His views on masks are no less pseudo-scientific: “We are saying masks are sucking back the bad gas that we breathe out of our bodies every day. We don’t wear masks either.”

He disputes the Covid-19 death count even though he has no known expertise in epidemiology. “I am not saying there is no such thing as a Coronavirus: I am saying it’s there as a mild flu virus, and that is proven by many good doctors, physicians out there in Germany and America who are no fake doctors.”

But this is false. The World Health Organisation estimates that 290,000 to 650,000 die annually of seasonal flu. Note, this is an estimate, not confirmed deaths. In fewer than seven months, the worldwide confirmed Covid-19 death toll is already 630,000. The real death toll is much, much greater than that because many deaths of Covid-19 are never diagnosed and most countries do not have the capacity to accurately count their Covid-19 deaths. Moreover, this has happened despite the extraordinary global measures — lockdowns, masks, physical distancing — introduced to reduce Covid-19 deaths. Without these measures, many millions would likely have already died of the disease.

Yet Du Preez claims: “There are big pestilences (in the Book of Revelations) that are coming, instead of Covid-19 which is a fake pandemic used to prepare for a cashless society.”

“We have never closed our store even when Covid-19 started,” he brags.

His colleague, Victoria Bassey, says she greets people, shakes their hands, with or without masks and that she does not wear face masks to protect herself against Covid-19 pandemic.

Police spokesperson Colonel Priscilla Naidu said the Department of Labour opened a case during May 2020 after an inspection was conducted at Furnworld in terms of the Disaster Management Act.

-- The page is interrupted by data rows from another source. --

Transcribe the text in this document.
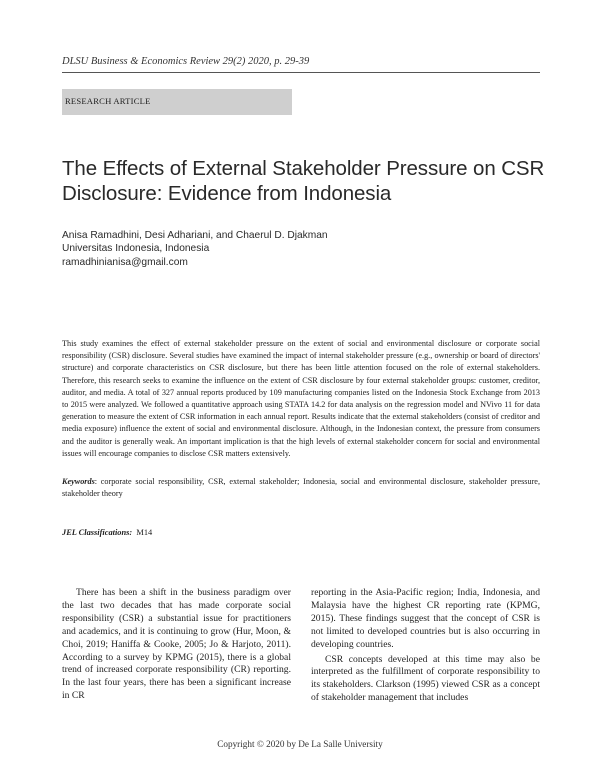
DLSU Business & Economics Review 29(2) 2020, p. 29-39
RESEARCH ARTICLE
The Effects of External Stakeholder Pressure on CSR
Disclosure: Evidence from Indonesia
Anisa Ramadhini, Desi Adhariani, and Chaerul D. Djakman
Universitas Indonesia, Indonesia
ramadhinianisa@gmail.com

This study examines the effect of external stakeholder pressure on the extent of social and environmental disclosure or corporate social responsibility (CSR) disclosure. Several studies have examined the impact of internal stakeholder pressure (e.g., ownership or board of directors' structure) and corporate characteristics on CSR disclosure, but there has been little attention focused on the role of external stakeholders. Therefore, this research seeks to examine the influence on the extent of CSR disclosure by four external stakeholder groups: customer, creditor, auditor, and media. A total of 327 annual reports produced by 109 manufacturing companies listed on the Indonesia Stock Exchange from 2013 to 2015 were analyzed. We followed a quantitative approach using STATA 14.2 for data analysis on the regression model and NVivo 11 for data generation to measure the extent of CSR information in each annual report. Results indicate that the external stakeholders (consist of creditor and media exposure) influence the extent of social and environmental disclosure. Although, in the Indonesian context, the pressure from consumers and the auditor is generally weak. An important implication is that the high levels of external stakeholder concern for social and environmental issues will encourage companies to disclose CSR matters extensively.

Keywords: corporate social responsibility, CSR, external stakeholder; Indonesia, social and environmental disclosure, stakeholder pressure, stakeholder theory

JEL Classifications: M14

There has been a shift in the business paradigm over the last two decades that has made corporate social responsibility (CSR) a substantial issue for practitioners and academics, and it is continuing to grow (Hur, Moon, & Choi, 2019; Haniffa & Cooke, 2005; Jo & Harjoto, 2011). According to a survey by KPMG (2015), there is a global trend of increased corporate responsibility (CR) reporting. In the last four years, there has been a significant increase in CR

reporting in the Asia-Pacific region; India, Indonesia, and Malaysia have the highest CR reporting rate (KPMG, 2015). These findings suggest that the concept of CSR is not limited to developed countries but is also occurring in developing countries.

CSR concepts developed at this time may also be interpreted as the fulfillment of corporate responsibility to its stakeholders. Clarkson (1995) viewed CSR as a concept of stakeholder management that includes

Copyright © 2020 by De La Salle University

Naidu said it had been handed over to the Uitenhage state prosecutor for a decision.

Editor’s comment: Covid-19 denialism is deadly

Some of government’s disaster regulations are questionable. The cigarette ban makes no sense. The alcohol ban is debatable as is the 9pm curfew.

But the regulations to wear masks in shops and to observe physical distancing are absolutely vital to reduce new Covid-19 cases and save lives.

It’s easy to dismiss Armand du Preez as a conspiracy theorist. That he certainly is. But he isn’t an outlier; many share his delusions. His dangerously wrong views are common. It’s important that they be debunked and condemned.